Seine Fanbase haben derartige Entgleisungen nie gestört. PewDiePie gilt ihnen als Verteidiger der bedingungslosen Meinungsfreiheit im Netz, was ihm auch immer wieder Applaus von rechts eingebracht hat. Zuletzt wurde das bei dem Terroranschlag auf zwei Moscheen in Christchurch deutlich. Der rechtsextreme Attentäter, der 50 Muslime tötete und sich dabei selbst filmte, fand in seinem Livestream noch Zeit, die Zeilen "Abonniert Pewdiepie" darin unterzubringen. Kjellberg zeigte sich auf Twitter bestürzt: "Es widert mich an, dass diese Person meinen Namen in den Mund nimmt", schrieb er und zog sich daraufhin einige Tage von allen sozialen Kanälen zurück. Ein signifikanter Anstieg an Abo-Zahlen war nach dem Anschlag allerdings auch nicht festzustellen.

Doch PewDiePie gilt nicht nur als Verteidiger der unbedingten Meinungsfreiheit, er steht in den Augen seiner Fans auch noch für Youtubes ursprüngliches Motto "broadcast yourself". Auch wenn er mit seinen Videos laut Forbes allein 2018 rund 15,5 Millionen US-Dollar verdient haben soll, von seinen Unterstützern wird er weiter als unabhängiger Einzelkämpfer wahrgenommen. T-Series dagegen symbolisiert für sie für Kommerz und steht stellvertretend für andere Großkonzerne, die den kleinen Youtubern das freie Netz streitig machen.

T-Series repräsentiert aber auch Indiens Vormarsch im Internet. Mehr als 560 Millionen Inder und Inderinnen sind online, das Land hat die zweitmeisten Nutzer hinter China (dort ist Youtube aufgrund der staatlichen Zensur allerdings nicht zugänglich). Dementsprechend richtet sich auch die Unterhaltungsindustrie neu aus. Dieser demografische Wandel dürfte das Gesicht des Internets langfristig verändern. Einige PewDiePie-Fans haben sich in den vergangenen Monaten immer wieder zu rassistischen Kommentaren hinreißen lassen. Der Youtube-Star selbst hat sich allerdings davon distanziert.

Ransomware zwingt Opfer zum Pewdiepie-Abo

Dass sich das Rennen zwischen T-Series und PewDiePie so lange hingezogen hat, liegt zum Teil auch an einigen wahnwitzigen - und teilweise illegalen - Aktionen von Kjellbergs Unterstützern.

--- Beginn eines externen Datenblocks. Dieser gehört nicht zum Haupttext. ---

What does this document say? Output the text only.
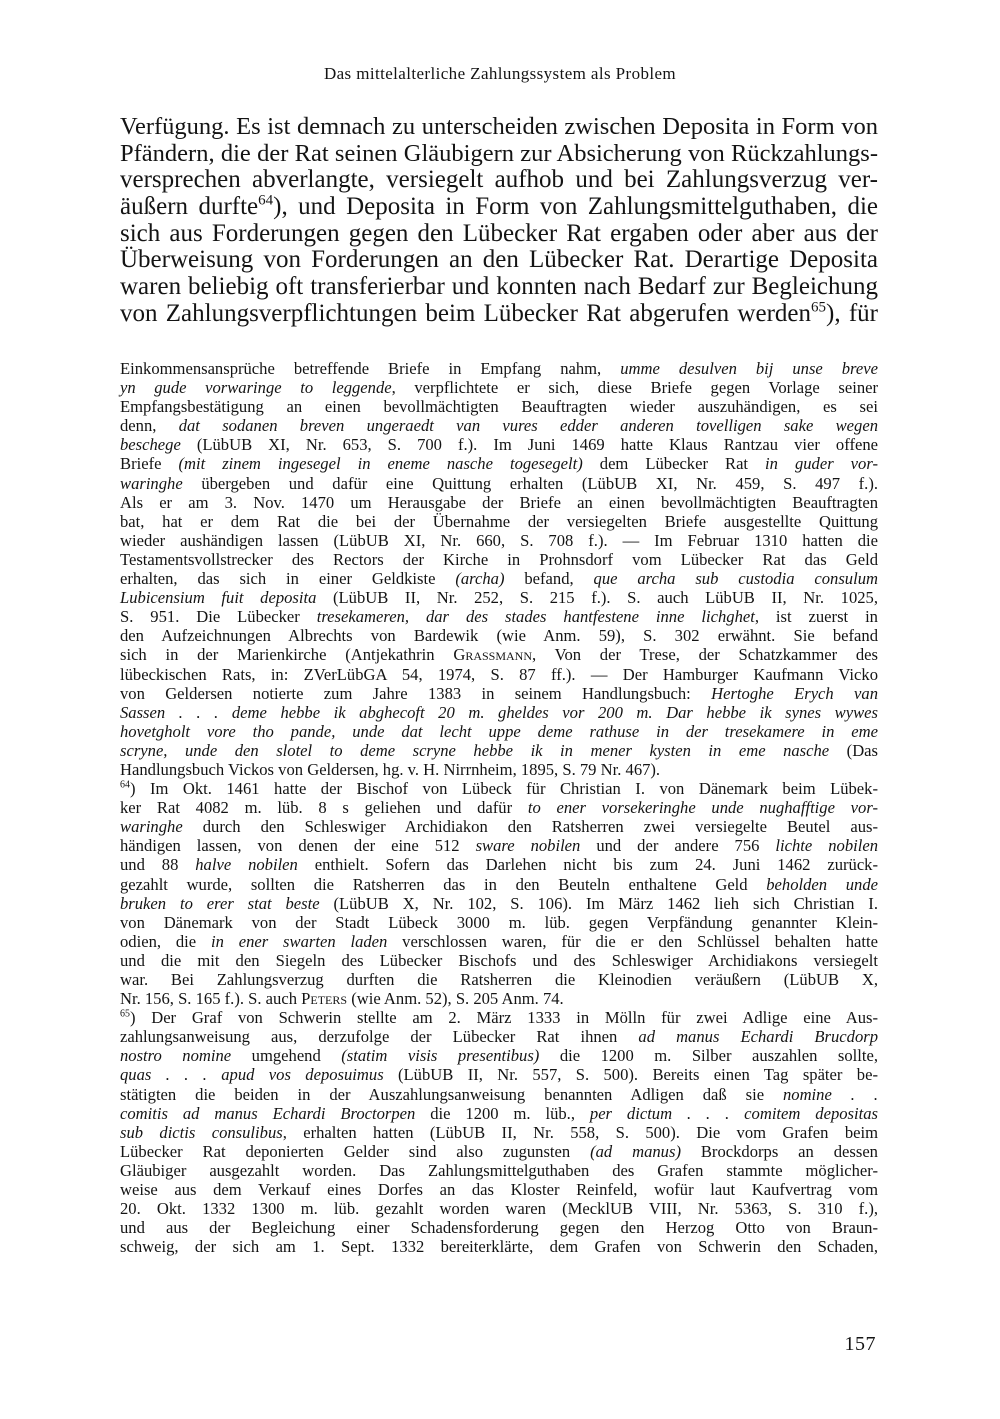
Das mittelalterliche Zahlungssystem als Problem
Verfügung. Es ist demnach zu unterscheiden zwischen Deposita in Form von
Pfändern, die der Rat seinen Gläubigern zur Absicherung von Rückzahlungs-
versprechen abverlangte, versiegelt aufhob und bei Zahlungsverzug ver-
äußern durfte$^{64}$), und Deposita in Form von Zahlungsmittelguthaben, die
sich aus Forderungen gegen den Lübecker Rat ergaben oder aber aus der
Überweisung von Forderungen an den Lübecker Rat. Derartige Deposita
waren beliebig oft transferierbar und konnten nach Bedarf zur Begleichung
von Zahlungsverpflichtungen beim Lübecker Rat abgerufen werden$^{65}$), für
Einkommensansprüche betreffende Briefe in Empfang nahm, umme desulven bij unse breve
yn gude vorwaringe to leggende, verpflichtete er sich, diese Briefe gegen Vorlage seiner
Empfangsbestätigung an einen bevollmächtigten Beauftragten wieder auszuhändigen, es sei
denn, dat sodanen breven ungeraedt van vures edder anderen tovelligen sake wegen
beschege (LübUB XI, Nr. 653, S. 700 f.). Im Juni 1469 hatte Klaus Rantzau vier offene
Briefe (mit zinem ingesegel in eneme nasche togesegelt) dem Lübecker Rat in guder vor-
waringhe übergeben und dafür eine Quittung erhalten (LübUB XI, Nr. 459, S. 497 f.).
Als er am 3. Nov. 1470 um Herausgabe der Briefe an einen bevollmächtigten Beauftragten
bat, hat er dem Rat die bei der Übernahme der versiegelten Briefe ausgestellte Quittung
wieder aushändigen lassen (LübUB XI, Nr. 660, S. 708 f.). — Im Februar 1310 hatten die
Testamentsvollstrecker des Rectors der Kirche in Prohnsdorf vom Lübecker Rat das Geld
erhalten, das sich in einer Geldkiste (archa) befand, que archa sub custodia consulum
Lubicensium fuit deposita (LübUB II, Nr. 252, S. 215 f.). S. auch LübUB II, Nr. 1025,
S. 951. Die Lübecker tresekameren, dar des stades hantfestene inne lichghet, ist zuerst in
den Aufzeichnungen Albrechts von Bardewik (wie Anm. 59), S. 302 erwähnt. Sie befand
sich in der Marienkirche (Antjekathrin Grassmann, Von der Trese, der Schatzkammer des
lübeckischen Rats, in: ZVerLübGA 54, 1974, S. 87 ff.). — Der Hamburger Kaufmann Vicko
von Geldersen notierte zum Jahre 1383 in seinem Handlungsbuch: Hertoghe Erych van
Sassen . . . deme hebbe ik abghecoft 20 m. gheldes vor 200 m. Dar hebbe ik synes wywes
hovetgholt vore tho pande, unde dat lecht uppe deme rathuse in der tresekamere in eme
scryne, unde den slotel to deme scryne hebbe ik in mener kysten in eme nasche (Das
Handlungsbuch Vickos von Geldersen, hg. v. H. Nirrnheim, 1895, S. 79 Nr. 467).
$^{64}$) Im Okt. 1461 hatte der Bischof von Lübeck für Christian I. von Dänemark beim Lübek-
ker Rat 4082 m. lüb. 8 s geliehen und dafür to ener vorsekeringhe unde nughafftige vor-
waringhe durch den Schleswiger Archidiakon den Ratsherren zwei versiegelte Beutel aus-
händigen lassen, von denen der eine 512 sware nobilen und der andere 756 lichte nobilen
und 88 halve nobilen enthielt. Sofern das Darlehen nicht bis zum 24. Juni 1462 zurück-
gezahlt wurde, sollten die Ratsherren das in den Beuteln enthaltene Geld beholden unde
bruken to erer stat beste (LübUB X, Nr. 102, S. 106). Im März 1462 lieh sich Christian I.
von Dänemark von der Stadt Lübeck 3000 m. lüb. gegen Verpfändung genannter Klein-
odien, die in ener swarten laden verschlossen waren, für die er den Schlüssel behalten hatte
und die mit den Siegeln des Lübecker Bischofs und des Schleswiger Archidiakons versiegelt
war. Bei Zahlungsverzug durften die Ratsherren die Kleinodien veräußern (LübUB X,
Nr. 156, S. 165 f.). S. auch Peters (wie Anm. 52), S. 205 Anm. 74.
$^{65}$) Der Graf von Schwerin stellte am 2. März 1333 in Mölln für zwei Adlige eine Aus-
zahlungsanweisung aus, derzufolge der Lübecker Rat ihnen ad manus Echardi Brucdorp
nostro nomine umgehend (statim visis presentibus) die 1200 m. Silber auszahlen sollte,
quas . . . apud vos deposuimus (LübUB II, Nr. 557, S. 500). Bereits einen Tag später be-
stätigten die beiden in der Auszahlungsanweisung benannten Adligen daß sie nomine . .
comitis ad manus Echardi Broctorpen die 1200 m. lüb., per dictum . . . comitem depositas
sub dictis consulibus, erhalten hatten (LübUB II, Nr. 558, S. 500). Die vom Grafen beim
Lübecker Rat deponierten Gelder sind also zugunsten (ad manus) Brockdorps an dessen
Gläubiger ausgezahlt worden. Das Zahlungsmittelguthaben des Grafen stammte möglicher-
weise aus dem Verkauf eines Dorfes an das Kloster Reinfeld, wofür laut Kaufvertrag vom
20. Okt. 1332 1300 m. lüb. gezahlt worden waren (MecklUB VIII, Nr. 5363, S. 310 f.),
und aus der Begleichung einer Schadensforderung gegen den Herzog Otto von Braun-
schweig, der sich am 1. Sept. 1332 bereiterklärte, dem Grafen von Schwerin den Schaden,
157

Ende November manipulierte ein Hacker 50 000 Drucker und ließ sie einen Werbeflyer für PewDiePie drucken. Der Youtuber Justin Roberts behauptete, für eine Million US-Dollar zeitweise eine Werbetafel am Times Square in New York gemietet zu haben. Sein Youtube-Kollege "MrBeast" warb während des Superbowls in den USA vor einem Millionenpublikum für PewDiePie. Er und seine Freunde hatten entsprechende T-Shirts drucken lassen und Plätze direkt hinter den Torstangen ergattert. Auch Tesla-Chef Elon Musk half mit. Er moderierte sogar den Teil eines Videos von Kjellberg, um seine Unterstützung zu signalisieren. Der jüngste und kurioseste Fall: Am Dienstag berichteten mehrere Medien von gleich zwei Ransomwares, die im Netz aufgetaucht waren. Anders als bei gewöhnlicher Erpressersoftware fordern die Hacker diesmal nicht Bitcoin, sondern ein Pewdiepie-Abo von ihren Opfern.

Von dem absurden Kopf-an-Kopf-Rennen, das nach mehr als einem halben Jahr entschieden ist, profitieren nicht nur T-Series und PewDiePie. Auf Dutzenden Youtube-Kanälen konnte und kann man rund um die Uhr live verfolgen, wie der Vorsprung des Schweden auf das Musiklabel schrumpfte und wieder anstieg (beziehungsweise mittlerweile umgekehrt). Die Betreiber dieser Kanäle schalteten Werbung oder kassierten Spenden von anderen Nutzern. Nun müssen sie sich ein neues Geschäftsmodell überlegen. Aber wer weiß, vielleicht schlägt PewDiePie - beziehungsweise dessen Fan-Armee - nochmal zurück.